Austerity was also imposed on the fire service: “Since 2010, more than 10,000 firefighters have been axed, dozens of fire stations have closed, fire engines have been scrapped and levels of emergency rescue equipment has been slashed. In London, 10 fire stations have been closed, 27 fire engines axed and more than 600 firefighter posts have been cut.” These cuts had an impact on the fire service’s response to the Grenfell fire, with firefighters having “no choice but to work in Grenfell Tower for 12 hours or more, with no chance of being relieved by a fresh firefighting crew.” The gutting of the fire service was part of a larger project by the Conservative government to “kill off the health and safety culture for good” and eliminate the “albatross” of “overregulation.” In theory, this should have liberated free enterprise to flourish; in practice, it led to the inferno at Grenfell Tower.
Grenfell Tower hence may be read as a symptom — and in its destruction, the consequence — of the larger political and economic changes brought by the adoption of neoliberal ideology. Some long-term residents of the RBKC have highlighted how the segregation between its high- and low-income neighborhoods has accelerated the social cleansing of the borough, resulting in a form of apartheid, such that even though the “rich and poorer communities” may physically just be “a few hundred yards away,” they live “worlds apart, from one another.”

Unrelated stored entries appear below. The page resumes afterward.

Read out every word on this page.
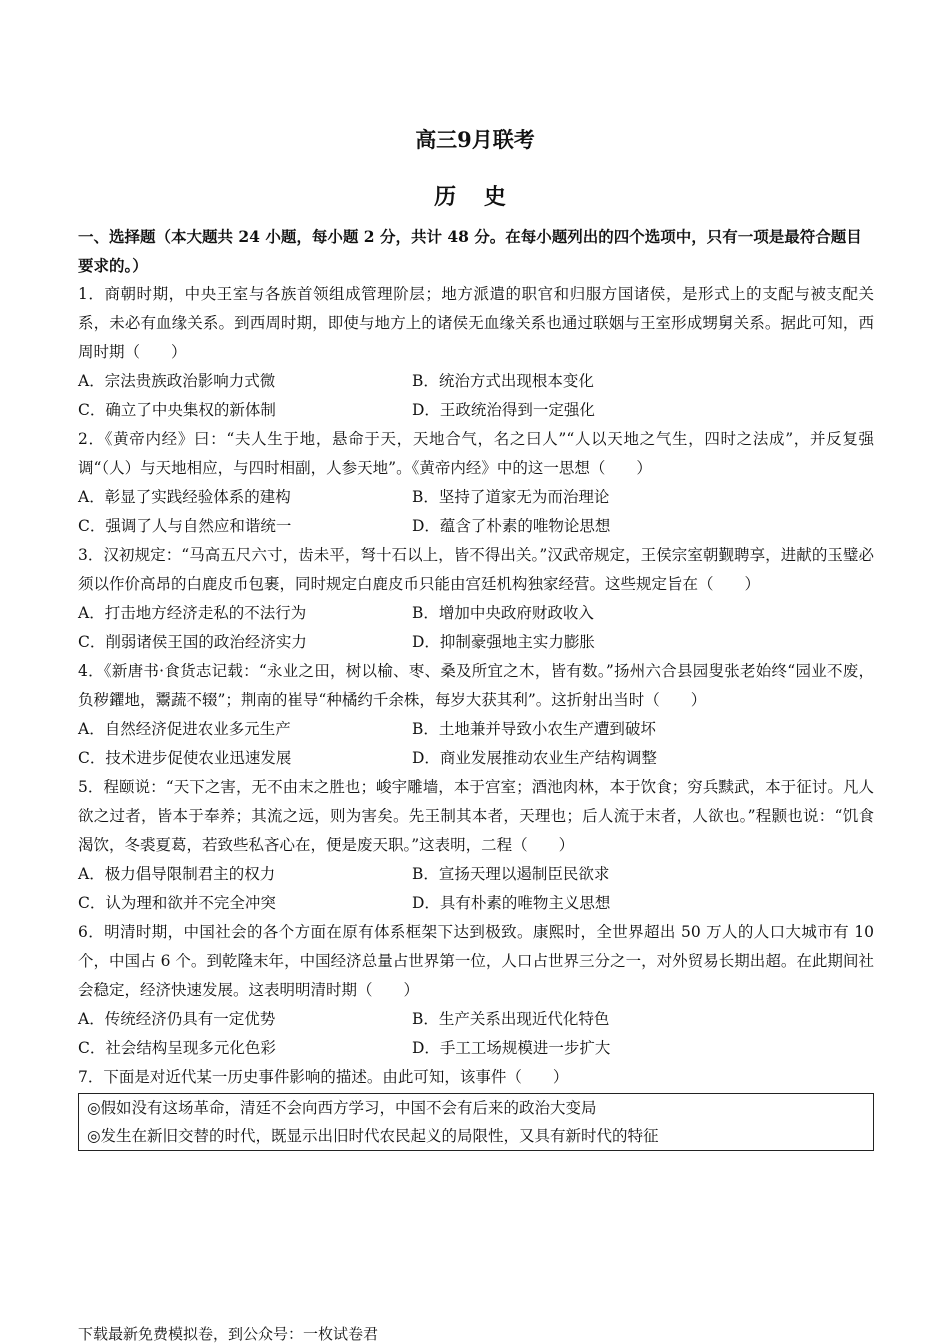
高三9月联考
历 史
一、选择题（本大题共 24 小题，每小题 2 分，共计 48 分。在每小题列出的四个选项中，只有一项是最符合题目要求的。）
1．商朝时期，中央王室与各族首领组成管理阶层；地方派遣的职官和归服方国诸侯，是形式上的支配与被支配关系，未必有血缘关系。到西周时期，即使与地方上的诸侯无血缘关系也通过联姻与王室形成甥舅关系。据此可知，西周时期（　　）
A．宗法贵族政治影响力式微	B．统治方式出现根本变化
C．确立了中央集权的新体制	D．王政统治得到一定强化
2．《黄帝内经》曰：“夫人生于地，悬命于天，天地合气，名之曰人”“人以天地之气生，四时之法成”，并反复强调“（人）与天地相应，与四时相副，人参天地”。《黄帝内经》中的这一思想（　　）
A．彰显了实践经验体系的建构	B．坚持了道家无为而治理论
C．强调了人与自然应和谐统一	D．蕴含了朴素的唯物论思想
3．汉初规定：“马高五尺六寸，齿未平，弩十石以上，皆不得出关。”汉武帝规定，王侯宗室朝觐聘享，进献的玉璧必须以作价高昂的白鹿皮币包裹，同时规定白鹿皮币只能由宫廷机构独家经营。这些规定旨在（　　）
A．打击地方经济走私的不法行为	B．增加中央政府财政收入
C．削弱诸侯王国的政治经济实力	D．抑制豪强地主实力膨胀
4．《新唐书·食货志记载：“永业之田，树以榆、枣、桑及所宜之木，皆有数。”扬州六合县园叟张老始终“园业不废，负秽鑺地，鬻蔬不辍”；荆南的崔导“种橘约千余株，每岁大获其利”。这折射出当时（　　）
A．自然经济促进农业多元生产	B．土地兼并导致小农生产遭到破坏
C．技术进步促使农业迅速发展	D．商业发展推动农业生产结构调整
5．程颐说：“天下之害，无不由末之胜也；峻宇雕墙，本于宫室；酒池肉林，本于饮食；穷兵黩武，本于征讨。凡人欲之过者，皆本于奉养；其流之远，则为害矣。先王制其本者，天理也；后人流于末者，人欲也。”程颢也说：“饥食渴饮，冬裘夏葛，若致些私吝心在，便是废天职。”这表明，二程（　　）
A．极力倡导限制君主的权力	B．宣扬天理以遏制臣民欲求
C．认为理和欲并不完全冲突	D．具有朴素的唯物主义思想
6．明清时期，中国社会的各个方面在原有体系框架下达到极致。康熙时，全世界超出 50 万人的人口大城市有 10 个，中国占 6 个。到乾隆末年，中国经济总量占世界第一位，人口占世界三分之一，对外贸易长期出超。在此期间社会稳定，经济快速发展。这表明明清时期（　　）
A．传统经济仍具有一定优势	B．生产关系出现近代化特色
C．社会结构呈现多元化色彩	D．手工工场规模进一步扩大
7．下面是对近代某一历史事件影响的描述。由此可知，该事件（　　）
◎假如没有这场革命，清廷不会向西方学习，中国不会有后来的政治大变局
◎发生在新旧交替的时代，既显示出旧时代农民起义的局限性，又具有新时代的特征
下载最新免费模拟卷，到公众号：一枚试卷君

However, neoliberalism is not exclusive to London or the UK, but is instead a global phenomenon characterized by “the massive privatization of public assets, the subcontracting of public employment … and the deregulation of financial markets.” Under these conditions, “ever-growing social inequality” has become “the very engine of the contemporary economy, not just its inadvertent consequence.” And just as the wealthy residents of the RBKC live in their own privileged communities away from their poorer neighbors in the borough, similar processes of “residential segregation and zoned consumption” have emerged around the world (Davis and Monk, 2007, pp. xi-xiii).

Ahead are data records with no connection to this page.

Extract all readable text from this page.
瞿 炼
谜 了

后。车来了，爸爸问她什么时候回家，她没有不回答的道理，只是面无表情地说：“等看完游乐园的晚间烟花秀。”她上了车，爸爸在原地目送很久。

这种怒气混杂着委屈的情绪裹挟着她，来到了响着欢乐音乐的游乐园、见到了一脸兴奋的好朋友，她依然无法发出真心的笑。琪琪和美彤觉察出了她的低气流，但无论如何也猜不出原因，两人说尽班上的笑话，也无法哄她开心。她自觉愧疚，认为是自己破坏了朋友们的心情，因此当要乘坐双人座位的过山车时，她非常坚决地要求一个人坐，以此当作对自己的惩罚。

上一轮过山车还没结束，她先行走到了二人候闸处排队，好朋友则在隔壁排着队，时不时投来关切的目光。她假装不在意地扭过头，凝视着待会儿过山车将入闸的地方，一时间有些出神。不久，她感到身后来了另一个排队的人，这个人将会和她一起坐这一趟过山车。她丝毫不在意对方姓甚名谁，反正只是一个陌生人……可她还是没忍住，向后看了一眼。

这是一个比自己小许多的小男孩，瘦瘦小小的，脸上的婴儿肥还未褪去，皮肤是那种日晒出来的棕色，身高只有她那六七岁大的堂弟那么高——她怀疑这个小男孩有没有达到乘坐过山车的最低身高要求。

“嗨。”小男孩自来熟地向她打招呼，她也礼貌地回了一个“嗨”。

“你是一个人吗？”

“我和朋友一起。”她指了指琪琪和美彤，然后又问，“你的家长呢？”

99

This “unprecedented spatial and moral secession of the wealthy from the rest of humanity” could herald the arrival of an “authoritarian global apartheid society” in which the have-nots are simply excluded from public life. Around the world, “more than one billion people already live in slums” — vast disposable populations whom their governments have chosen to exclude from the care of governance (Davis and Monk, 2007, p. xiv; Zizek, 2013, p. 63). The dangerous exclusion from the basic standards of fire safety suffered by the residents of Grenfell Tower points towards this emerging future where the poor are simply excluded from government services altogether, and the state only has consideration for the wealthy.